Syukur tiada henti. Harapan tiada putus. Selalu berlomba satu sama lain mengukir kuantitasnya dalam munajah di tiap sepertiga malam.

Mungkin hidup memang harus dijalani tanpa pertanyaan agar semuanya bisa terlalui dengan ikhlas. Supaya tiada kebingungan menderai setiap langkah yang kita tempuh dengan harap-harap cemas.

Tapi bukankah kebingungan-kebingungan yang justru akan mempertemukan kita pada makna kehidupan itu sendiri?

Bukankah pertanyaan-pertanyaan itu pula yang mengantarkan kita pada keberakhiran seperti apa yang kita inginkan nantinya?

Pada telaga eksistensi dan aktualisasi penghambaan pada sang Penjawab Pertanyaan yang selalu Maha Adil dalam membuat skenario kehidupan bagi masing-masing umatnya?

Mungkin semua tanya itu ada untuk membuat kita belajar bahwa hidup akan selalu diliputi kabut tak teraba yang takkan mampu kita tembus selain oleh Sang Pemberi roh kehidupan itu sendiri.

Segala tawa suka- air mata duka. Semua hanyalah pemanis.
Segala Bahagia-Kecewa. Semua hanyalah penceria.
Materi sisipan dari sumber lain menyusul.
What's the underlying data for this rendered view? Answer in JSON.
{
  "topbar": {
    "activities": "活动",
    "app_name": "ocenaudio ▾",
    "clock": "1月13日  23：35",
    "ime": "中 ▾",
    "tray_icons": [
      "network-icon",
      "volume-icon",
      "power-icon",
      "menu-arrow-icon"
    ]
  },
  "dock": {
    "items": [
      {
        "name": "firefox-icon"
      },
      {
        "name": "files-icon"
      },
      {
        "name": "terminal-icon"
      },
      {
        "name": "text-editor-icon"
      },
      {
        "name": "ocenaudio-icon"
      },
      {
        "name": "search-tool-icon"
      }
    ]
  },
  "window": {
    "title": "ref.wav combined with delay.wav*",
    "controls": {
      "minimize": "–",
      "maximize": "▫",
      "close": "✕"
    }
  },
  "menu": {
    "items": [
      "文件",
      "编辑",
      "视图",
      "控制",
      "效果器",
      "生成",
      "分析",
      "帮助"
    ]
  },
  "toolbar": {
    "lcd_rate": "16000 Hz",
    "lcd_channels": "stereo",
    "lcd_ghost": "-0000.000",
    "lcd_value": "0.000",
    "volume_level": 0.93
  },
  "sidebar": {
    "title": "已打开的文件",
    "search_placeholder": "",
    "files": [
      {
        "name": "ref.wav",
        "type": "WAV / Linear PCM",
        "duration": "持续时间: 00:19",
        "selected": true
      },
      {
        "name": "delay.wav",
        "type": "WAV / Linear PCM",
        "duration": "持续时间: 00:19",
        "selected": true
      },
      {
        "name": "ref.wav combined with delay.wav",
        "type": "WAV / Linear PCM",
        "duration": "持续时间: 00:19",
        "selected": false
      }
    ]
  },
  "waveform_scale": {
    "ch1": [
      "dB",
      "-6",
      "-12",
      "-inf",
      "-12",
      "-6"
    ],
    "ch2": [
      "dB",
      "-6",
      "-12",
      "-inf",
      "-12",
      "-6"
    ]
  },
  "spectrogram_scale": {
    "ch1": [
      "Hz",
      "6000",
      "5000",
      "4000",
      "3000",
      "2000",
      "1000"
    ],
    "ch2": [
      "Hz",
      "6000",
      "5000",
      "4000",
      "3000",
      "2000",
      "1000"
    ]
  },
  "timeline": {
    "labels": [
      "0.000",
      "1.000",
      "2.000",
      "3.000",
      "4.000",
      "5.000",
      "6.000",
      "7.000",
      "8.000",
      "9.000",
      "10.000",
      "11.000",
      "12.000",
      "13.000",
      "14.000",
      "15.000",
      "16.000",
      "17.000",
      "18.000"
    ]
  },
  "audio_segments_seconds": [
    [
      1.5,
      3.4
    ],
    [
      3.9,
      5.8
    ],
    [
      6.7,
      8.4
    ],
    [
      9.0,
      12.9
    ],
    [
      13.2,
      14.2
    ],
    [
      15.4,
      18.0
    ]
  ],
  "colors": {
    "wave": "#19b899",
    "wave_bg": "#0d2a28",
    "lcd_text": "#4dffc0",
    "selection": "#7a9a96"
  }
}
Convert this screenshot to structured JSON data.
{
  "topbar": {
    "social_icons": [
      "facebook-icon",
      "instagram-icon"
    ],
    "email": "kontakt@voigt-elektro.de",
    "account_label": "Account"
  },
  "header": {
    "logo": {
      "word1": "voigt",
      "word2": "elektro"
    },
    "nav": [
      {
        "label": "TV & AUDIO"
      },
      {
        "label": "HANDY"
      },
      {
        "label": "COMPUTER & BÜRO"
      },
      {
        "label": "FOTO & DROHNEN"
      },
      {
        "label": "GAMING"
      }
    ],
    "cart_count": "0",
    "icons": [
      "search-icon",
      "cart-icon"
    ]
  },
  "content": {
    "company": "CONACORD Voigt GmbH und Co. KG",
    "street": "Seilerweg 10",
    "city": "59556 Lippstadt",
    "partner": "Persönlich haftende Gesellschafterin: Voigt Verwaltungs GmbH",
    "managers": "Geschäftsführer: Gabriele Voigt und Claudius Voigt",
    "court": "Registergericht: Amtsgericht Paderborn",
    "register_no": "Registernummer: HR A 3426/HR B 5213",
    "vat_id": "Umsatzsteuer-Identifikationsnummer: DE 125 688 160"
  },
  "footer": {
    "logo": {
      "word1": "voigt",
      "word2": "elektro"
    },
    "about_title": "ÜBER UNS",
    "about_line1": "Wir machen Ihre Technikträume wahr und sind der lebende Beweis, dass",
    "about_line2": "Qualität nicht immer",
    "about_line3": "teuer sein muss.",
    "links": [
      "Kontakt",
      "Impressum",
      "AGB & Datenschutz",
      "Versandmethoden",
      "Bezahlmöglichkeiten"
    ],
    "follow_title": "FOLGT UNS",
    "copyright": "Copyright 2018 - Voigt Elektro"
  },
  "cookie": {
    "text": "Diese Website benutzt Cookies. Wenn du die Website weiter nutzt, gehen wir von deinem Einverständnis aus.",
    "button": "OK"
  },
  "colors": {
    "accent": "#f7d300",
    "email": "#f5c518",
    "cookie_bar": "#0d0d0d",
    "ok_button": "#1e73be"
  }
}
Sungguh dibutuhkan kebesaran jiwa dan kebijakan hati yang luar biasa.
Sesuatu yang hampir mustahil selalu dimiliki jika dihadapkan pada berbagai pilihan hidup yang tak pernah mudah dengan ego-ego duniawi dan mimpi-mimpi surgawi di dalamnya. Walaupun pada kenyataannya, mau susah atau senang tinggal pilih saja. Toh syarat dan ketentuan telah tertulis dengan jelas.

Dan terkadang pilihan terbaik adalah menerima. Dan aku akan melihat kemana pilihan ini akan membawaku.

Di sinilah aku.
Kembali menaiki kereta takdirku. Mencoba tidak berpaling ke belakang. Bagaimanapun, sepahit dan seberliku apapun jalannya. Jika ini demi mereka, akan kulakukan. Dan lagi-lagi aku mencoba meyakinkan diri. Bahwa selalu ada hal yang harus kita lepaskan untuk sesuatu yang ingin kita raih. Karena memang mustahil untuk memiliki semua yang kita inginkan.

Ayah, Ibu. Restu dan doamu sungguh akan senantiasa menguatkan anakmu dalam mencapai cita dan mimpinya.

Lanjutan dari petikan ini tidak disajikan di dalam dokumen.